Denny Crane.
It strikes me that I never really discuss Boston Legal, and I have no idea why that is, so I thought I’d explore the issue.
Is Boston Legal purely disposable television? Is it a show I just watch because -- let’s face it -- I’m completely and totally obsessed with television and the idea of going without a show for a single hour of primetime breaks my heart?
No, that can’t be it. So then, to defend Boston Legal…
How about starting it off this way, it’s like Ally McBeal, but good. Obviously it’s similar because it’s another legal dramedy show produced and created by David E. Kelley. But, where the quirks and foibles of the main characters on McBeal were grating after the first five minutes, Legal has been able to avoid that trap. Additionally, McBeal’s entire raison d’être was to try and get McBeal back with her old boyfriend, played by Gil Bellows, who left in the second season of the series. At that moment, the show promptly lost its way. Though the show (unbelievably) would continue to air for a few more seasons, it was only trading on the good will it earned during the time Gil Bellows was present.

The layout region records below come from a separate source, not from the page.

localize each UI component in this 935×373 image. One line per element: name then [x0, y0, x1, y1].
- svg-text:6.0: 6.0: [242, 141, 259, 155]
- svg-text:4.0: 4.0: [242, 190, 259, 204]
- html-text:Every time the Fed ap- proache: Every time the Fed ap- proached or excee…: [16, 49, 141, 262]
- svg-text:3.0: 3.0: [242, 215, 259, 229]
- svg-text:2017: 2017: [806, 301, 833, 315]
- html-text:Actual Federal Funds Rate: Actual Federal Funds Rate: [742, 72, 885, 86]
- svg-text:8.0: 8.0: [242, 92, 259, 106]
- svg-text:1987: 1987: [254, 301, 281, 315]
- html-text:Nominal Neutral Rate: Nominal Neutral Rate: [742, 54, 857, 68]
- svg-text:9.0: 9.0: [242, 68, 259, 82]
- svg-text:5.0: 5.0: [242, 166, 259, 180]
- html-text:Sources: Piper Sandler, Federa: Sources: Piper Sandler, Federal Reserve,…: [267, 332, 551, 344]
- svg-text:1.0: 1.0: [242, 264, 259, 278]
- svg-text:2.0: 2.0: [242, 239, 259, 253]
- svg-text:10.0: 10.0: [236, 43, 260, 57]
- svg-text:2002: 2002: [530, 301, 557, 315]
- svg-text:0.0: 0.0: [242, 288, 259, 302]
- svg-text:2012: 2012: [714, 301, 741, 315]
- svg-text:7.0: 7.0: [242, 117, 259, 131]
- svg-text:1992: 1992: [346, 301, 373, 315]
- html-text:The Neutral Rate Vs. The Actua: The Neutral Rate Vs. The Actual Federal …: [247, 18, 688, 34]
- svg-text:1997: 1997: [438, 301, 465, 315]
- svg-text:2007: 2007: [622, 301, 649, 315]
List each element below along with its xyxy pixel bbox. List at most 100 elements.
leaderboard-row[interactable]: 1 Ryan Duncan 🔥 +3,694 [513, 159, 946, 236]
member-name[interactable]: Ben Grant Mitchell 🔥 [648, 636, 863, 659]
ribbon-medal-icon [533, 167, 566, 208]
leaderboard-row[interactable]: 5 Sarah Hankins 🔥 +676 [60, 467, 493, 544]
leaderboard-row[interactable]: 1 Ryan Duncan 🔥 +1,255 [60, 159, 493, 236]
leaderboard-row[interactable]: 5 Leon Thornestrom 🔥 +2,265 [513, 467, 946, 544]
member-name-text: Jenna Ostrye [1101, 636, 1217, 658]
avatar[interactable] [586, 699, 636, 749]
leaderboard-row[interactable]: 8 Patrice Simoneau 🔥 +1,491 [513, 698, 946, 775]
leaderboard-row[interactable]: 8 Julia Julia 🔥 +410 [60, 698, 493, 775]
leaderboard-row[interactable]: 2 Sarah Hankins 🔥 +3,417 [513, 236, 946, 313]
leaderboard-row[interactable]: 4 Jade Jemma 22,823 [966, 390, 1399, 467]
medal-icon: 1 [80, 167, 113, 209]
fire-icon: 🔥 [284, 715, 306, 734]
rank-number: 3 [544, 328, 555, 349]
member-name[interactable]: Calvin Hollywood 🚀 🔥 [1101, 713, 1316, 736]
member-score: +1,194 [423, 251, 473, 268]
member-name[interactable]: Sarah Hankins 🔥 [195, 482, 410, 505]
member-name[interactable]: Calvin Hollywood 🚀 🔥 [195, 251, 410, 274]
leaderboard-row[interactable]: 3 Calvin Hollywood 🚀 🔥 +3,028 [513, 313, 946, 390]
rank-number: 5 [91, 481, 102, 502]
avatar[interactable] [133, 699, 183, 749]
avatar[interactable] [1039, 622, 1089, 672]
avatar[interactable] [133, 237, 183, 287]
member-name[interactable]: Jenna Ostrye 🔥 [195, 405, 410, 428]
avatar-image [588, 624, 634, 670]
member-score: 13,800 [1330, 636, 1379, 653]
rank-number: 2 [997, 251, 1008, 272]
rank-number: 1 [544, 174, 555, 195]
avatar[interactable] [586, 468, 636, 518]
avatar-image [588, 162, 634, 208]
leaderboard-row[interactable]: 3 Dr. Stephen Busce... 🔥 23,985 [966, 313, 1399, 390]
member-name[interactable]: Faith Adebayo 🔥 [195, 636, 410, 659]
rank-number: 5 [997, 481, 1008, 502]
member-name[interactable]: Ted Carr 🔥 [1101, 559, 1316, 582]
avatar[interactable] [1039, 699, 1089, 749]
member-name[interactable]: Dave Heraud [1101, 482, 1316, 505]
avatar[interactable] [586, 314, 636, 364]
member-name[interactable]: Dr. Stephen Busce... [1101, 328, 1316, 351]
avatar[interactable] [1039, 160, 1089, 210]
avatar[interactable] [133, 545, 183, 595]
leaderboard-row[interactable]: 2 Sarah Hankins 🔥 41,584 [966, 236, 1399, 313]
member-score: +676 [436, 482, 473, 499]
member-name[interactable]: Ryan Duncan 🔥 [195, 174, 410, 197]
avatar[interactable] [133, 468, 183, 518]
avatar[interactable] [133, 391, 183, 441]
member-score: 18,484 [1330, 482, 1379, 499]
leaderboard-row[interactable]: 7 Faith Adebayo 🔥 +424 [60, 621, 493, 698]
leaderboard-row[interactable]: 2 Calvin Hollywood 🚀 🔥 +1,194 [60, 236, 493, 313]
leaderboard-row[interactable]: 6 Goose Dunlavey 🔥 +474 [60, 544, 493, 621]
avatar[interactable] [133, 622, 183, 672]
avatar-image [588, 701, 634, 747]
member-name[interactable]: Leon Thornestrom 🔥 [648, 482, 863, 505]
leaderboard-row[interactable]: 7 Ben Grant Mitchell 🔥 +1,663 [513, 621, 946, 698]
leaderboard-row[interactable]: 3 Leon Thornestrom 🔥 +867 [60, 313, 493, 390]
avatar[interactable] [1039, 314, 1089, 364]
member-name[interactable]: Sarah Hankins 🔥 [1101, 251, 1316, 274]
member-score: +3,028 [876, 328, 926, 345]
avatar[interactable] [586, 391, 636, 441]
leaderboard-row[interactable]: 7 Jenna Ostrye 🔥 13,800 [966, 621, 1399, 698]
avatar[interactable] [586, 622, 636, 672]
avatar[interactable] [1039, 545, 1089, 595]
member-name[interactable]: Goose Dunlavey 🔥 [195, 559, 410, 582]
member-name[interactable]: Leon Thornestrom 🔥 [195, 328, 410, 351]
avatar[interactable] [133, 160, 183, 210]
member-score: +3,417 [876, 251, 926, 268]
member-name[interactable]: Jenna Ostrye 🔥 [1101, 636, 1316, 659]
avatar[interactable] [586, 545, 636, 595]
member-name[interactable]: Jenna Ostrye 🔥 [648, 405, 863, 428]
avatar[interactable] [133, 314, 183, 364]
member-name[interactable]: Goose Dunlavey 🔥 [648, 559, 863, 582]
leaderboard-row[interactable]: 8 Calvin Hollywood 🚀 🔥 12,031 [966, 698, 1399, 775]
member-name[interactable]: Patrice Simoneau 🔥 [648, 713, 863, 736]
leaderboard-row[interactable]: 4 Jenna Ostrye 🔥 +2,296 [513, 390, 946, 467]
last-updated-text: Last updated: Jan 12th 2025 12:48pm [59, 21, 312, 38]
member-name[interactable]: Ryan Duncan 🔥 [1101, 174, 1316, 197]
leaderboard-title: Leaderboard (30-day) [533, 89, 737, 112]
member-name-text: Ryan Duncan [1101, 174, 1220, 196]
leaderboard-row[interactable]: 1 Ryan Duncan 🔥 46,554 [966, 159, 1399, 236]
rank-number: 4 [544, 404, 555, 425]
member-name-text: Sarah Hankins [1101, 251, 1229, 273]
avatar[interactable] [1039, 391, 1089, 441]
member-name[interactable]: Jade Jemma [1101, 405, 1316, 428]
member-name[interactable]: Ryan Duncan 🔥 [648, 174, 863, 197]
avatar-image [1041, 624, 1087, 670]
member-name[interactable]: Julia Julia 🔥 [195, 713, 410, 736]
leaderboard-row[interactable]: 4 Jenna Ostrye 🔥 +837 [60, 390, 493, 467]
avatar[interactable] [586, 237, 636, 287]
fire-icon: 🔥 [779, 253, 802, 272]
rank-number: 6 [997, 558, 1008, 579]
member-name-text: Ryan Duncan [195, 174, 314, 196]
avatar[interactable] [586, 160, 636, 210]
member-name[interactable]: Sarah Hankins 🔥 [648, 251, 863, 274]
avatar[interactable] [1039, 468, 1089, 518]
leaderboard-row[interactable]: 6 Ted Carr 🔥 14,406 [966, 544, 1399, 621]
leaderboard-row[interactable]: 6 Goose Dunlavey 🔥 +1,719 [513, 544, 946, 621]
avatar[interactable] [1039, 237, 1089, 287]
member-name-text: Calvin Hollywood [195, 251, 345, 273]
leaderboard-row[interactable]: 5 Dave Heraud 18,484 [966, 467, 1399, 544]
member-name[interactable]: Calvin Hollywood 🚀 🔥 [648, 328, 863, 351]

As with McBeal, Legal has a large cast of eccentrics and whackos, but McBeal fell into the trap of putting the characters’ eccentricities at the center of everything, whereas Legal has them to the side. The eccentricities exist in Legal, but they inform the characters’ actions rather than having them entirely take over the character.
Okay, so it’s better than McBeal, that doesn’t make it good. To add to it, the legal cases are interesting (if sometimes unbelievable). Last night, two related-to-the-headlines stories took center stage: unattractive, socially awkward girls being booted from a sorority; and the patenting of one person’s genetic information by another. Though the show always deals with these cases in a humorous fashion, there is unquestionably a heart underneath it all. Even if the lawyers lose their cases (as was seen last night), the show highlights the difference between legal reality and right versus wrong. It’s an important distinction, and one that Legal (more so recently) is willing to make.